Chronic care models (CCM), including collaborative care, that deliver evidence-based practices (EBP) by multidisciplinary provider teams with primary care physicians (PCP) and behavioral health (BH) providers (as care managers, CM) have improved BH outcomes in adults and children/teens, but their widespread application is impeded by implementation barriers at multiple levels. As an example, our clinical trials document the benefits of a simplified cross-diagnosis CCM protocol for child behavior problems and ADHD (Doctor Office Collaborative Care; DOCC; MH064372), but DOCC requires targeted implementation support to enhance uptake and address practical barriers at the care team (e.g., low coordination) and practice/leadership levels (e.g., low priority). Further, meta-analyses suggest that science provides few answers for how to overcome such obstacles as trials have not tested implementation strategies to scale-up a pediatric CCM. As a theory-based implementation intervention, Facilitation delivered by an outside expert with providers/teams (external) or practice manager/leaders (internal) has enhanced provider competency to deliver an EBP and leadership or organizational-level commitment to EBP implementation.

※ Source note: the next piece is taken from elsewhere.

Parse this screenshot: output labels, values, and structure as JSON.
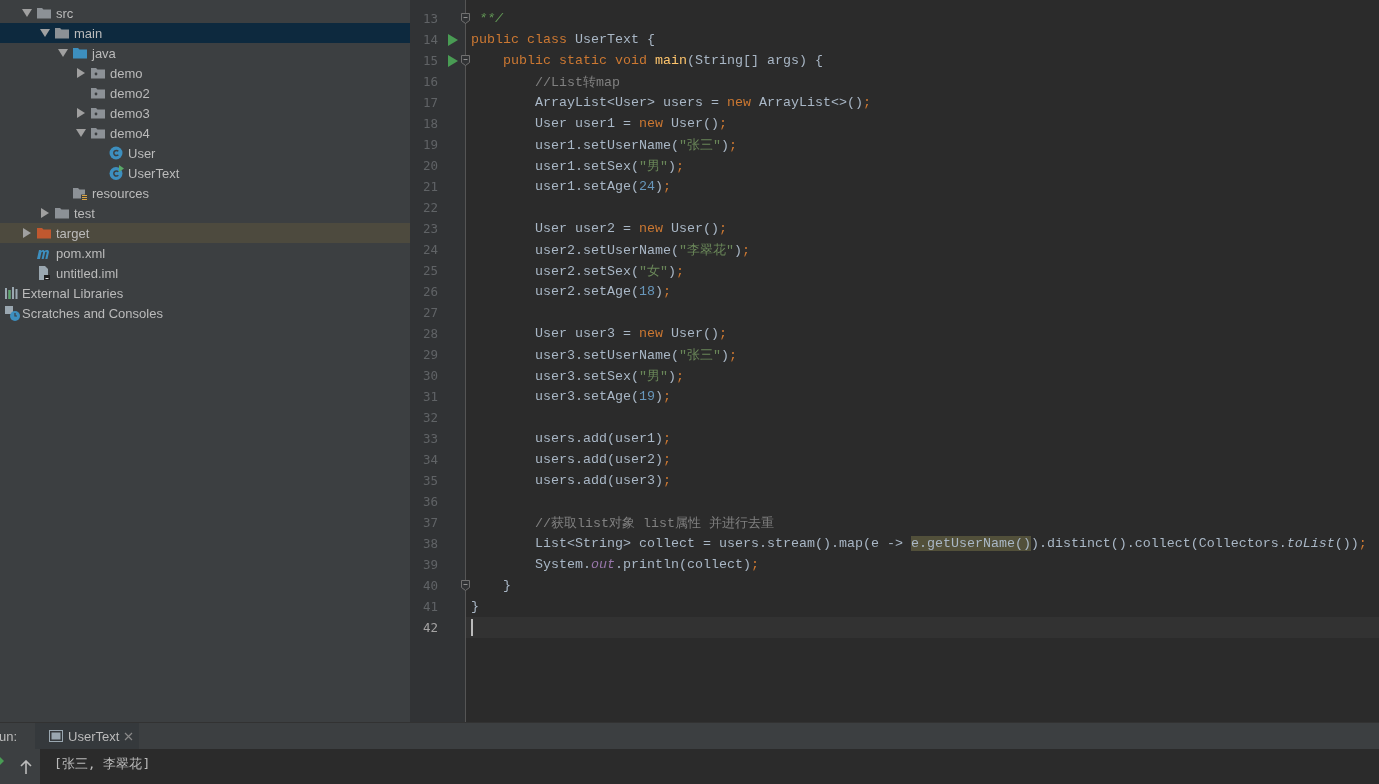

External facilitation strategies applied to a care team (TEAM) may engage validated targets (i.e., team functioning), whereas internal facilitation strategies applied to leaders (LEAD) may engage practice-level targets (i.e., implementation support) to enhance uptake. They may interact to enhance EBP uptake and patient outcomes. This R01 application proposes a randomized, hybrid type 3 effectiveness-implementation trial to:

  1. test the main and interactive effects of TEAM and LEAD facilitation augmentation on provider implementation and clinical outcomes,
  2. test for target engagement and mediation at the team and leadership levels,
  3. examine selected practice, provider, and family moderators of implementation.

The state-wide sample includes 24 primary care practices from the medical home program of the American Academy of Pediatrics-Pennsylvania Chapter. After standard training in the DOCC EBP, all practices will be randomized to one of four conditions:

  1. No TEAM or LEAD
  2. TEAM only
  3. LEAD only
  4. TEAM+LEAD

TEAM and LEAD facilitation will be delivered via videoconference on a graded schedule over 18 months. Care teams will deliver DOCC to 25 children who meet the clinical cutoff (75th percentile) on the Pediatric Symptom Checklist-17 Externalizing scale and their caregivers. We will collect practice/provider measures from 175 practice staff (0, 6, 12, 18, 24 months) and 600 caregivers (i.e., 0, 3, 6, 12 months) to support all analyses. Collection of generalizable data to routine pediatric practice will yield new knowledge about the impact, mediators, and moderators of CCM implementation.

In one of the first large-scale pediatric trials of a service system intervention to address these aims and respond to RFA-MH-18-701 and the NIMH’s Strategic Plan (4.2), this trial will advance the implementation science knowledge needed to refine promising strategies for accelerating the delivery and scale-up of DOCC in a pediatric medical home.